Park, S.-H.; Choi, J.-G., and Cho, Y.-J., 2021. Development of a probability model for the transmission coefficient of Low Crested Breakwaters (LCB). In: Lee, J.L.; Suh, K.-S.; Lee, B.; Shin, S., and Lee, J. (eds.), Crisis and Integrated Management for Coastal and Marine Safety. Journal of Coastal Research, Special Issue No. 114, pp. 484–488. Coconut Creek (Florida), ISSN 0749-0208.

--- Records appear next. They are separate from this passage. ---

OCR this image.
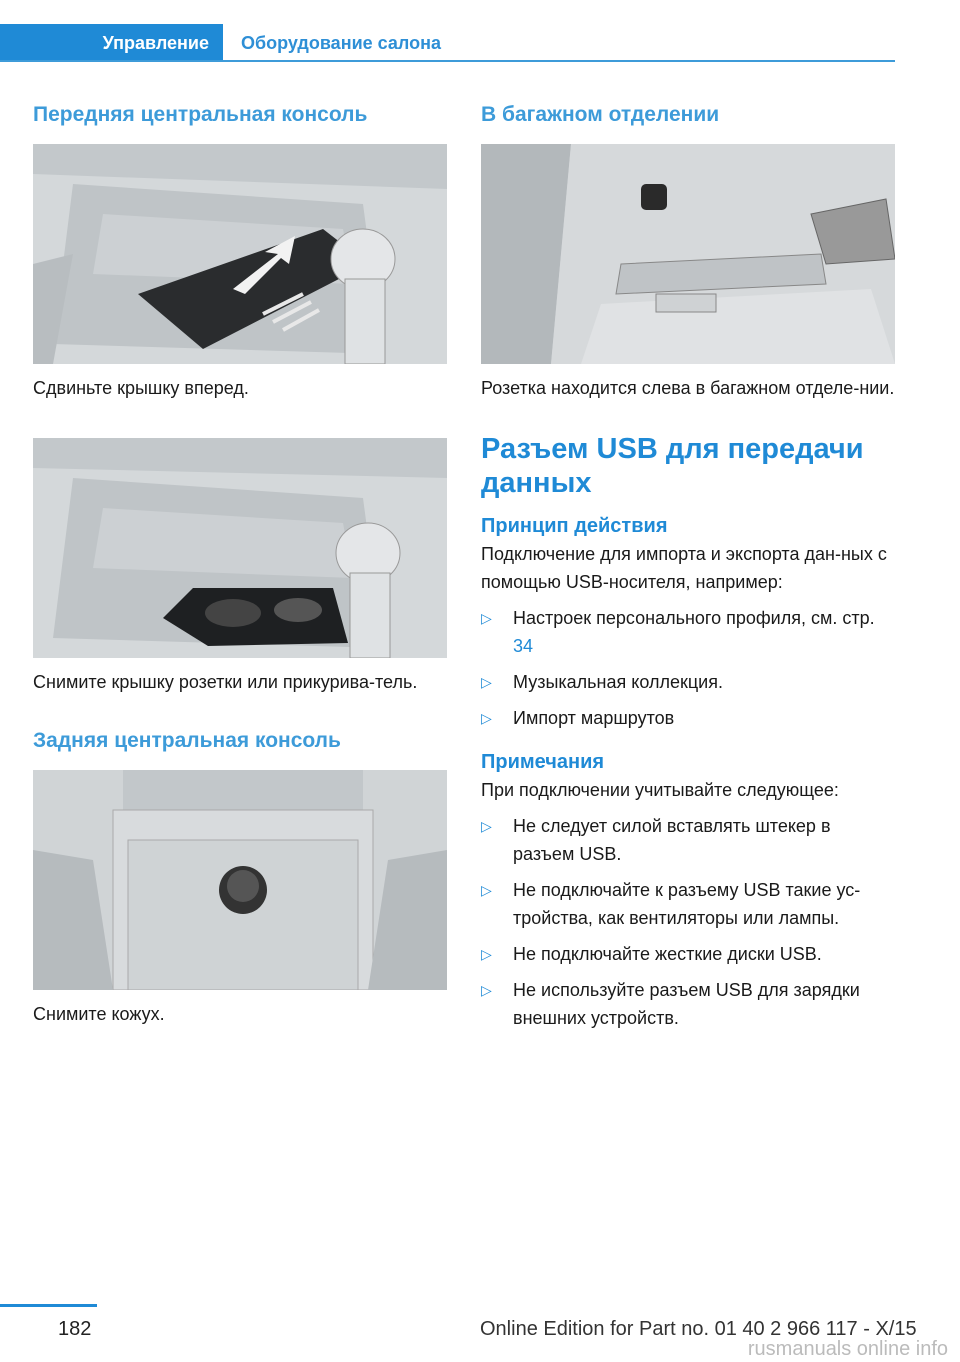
Управление	Оборудование салона
Передняя центральная консоль

Сдвиньте крышку вперед.

Снимите крышку розетки или прикурива-тель.

Задняя центральная консоль

Снимите кожух.

В багажном отделении

Розетка находится слева в багажном отделе-нии.

Разъем USB для передачи данных
Принцип действия

Подключение для импорта и экспорта дан-ных с помощью USB-носителя, например:

▷ Настроек персонального профиля, см. стр. 34
▷ Музыкальная коллекция.
▷ Импорт маршрутов
Примечания

При подключении учитывайте следующее:

▷ Не следует силой вставлять штекер в разъем USB.
▷ Не подключайте к разъему USB такие ус-тройства, как вентиляторы или лампы.
▷ Не подключайте жесткие диски USB.
▷ Не используйте разъем USB для зарядки внешних устройств.
182	Online Edition for Part no. 01 40 2 966 117 - X/15
rusmanuals online info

Low Crested Breakwaters (LCB) have been the most preferred structural type among many countermeasures against beach erosion. The extent of shore protection by LCB depends on transmittance coefficients, which are random due to the variability inherent in the marine environment. However, a probability model for transmittance coefficients is hard to find in the literature, indispensable for the reliability-based optimal design of LCB. In this rationale, first, a probability model of transmission coefficients is empirically developed. In doing so, transmittance characteristics of LCB were examined using the situ-wave data at the up-wave and down-wave sides of LCB at Bong-Po and Sok-Cho from 2019.8.6 to 2019.8.21 in order to identify the pertinent random variables affecting LCB transmittance. It turns out that sea wave conditions significantly affect the transmittance coefficients, and the roughness of sea wave conditions can be quantified in terms of wave height and its associated wave slope. Wave height and its associated wave slope are highly correlated in the mild sea, but they behave independently as wave heights get more enhanced. These complicated interrelations between wave height and wave slope can be described using the joint distribution of wave amplitude and its associated period by Longuet-Higgins (1983). In this rationale, we analytically derived a probability model for transmittance coefficients of LCB from the joint distribution of wave amplitude and its associated period by Longuet-Higgins (1983) and d'Angremond, van der Meer, and de Jong (1996) model using the standard technique of transformation of random variables (Papoulis, 1984). Numerical simulation shows that as sea wave conditions are getting harsh, a non-negligible probability mass shifts toward the low transmittance coefficients due to long waves appearing in the random wave field by sub-harmonic resonance wave-wave interaction, which is well-known after the studies of Hasselmann(1967) and Phillips(1980) on the development of wind waves. It was also shown that the probability mass shift toward the low transmission coefficients is accompanied by the probability mass shift toward higher transmission coefficients, which also comply with the studies of Hasselmann (1967) and Phillips (1980).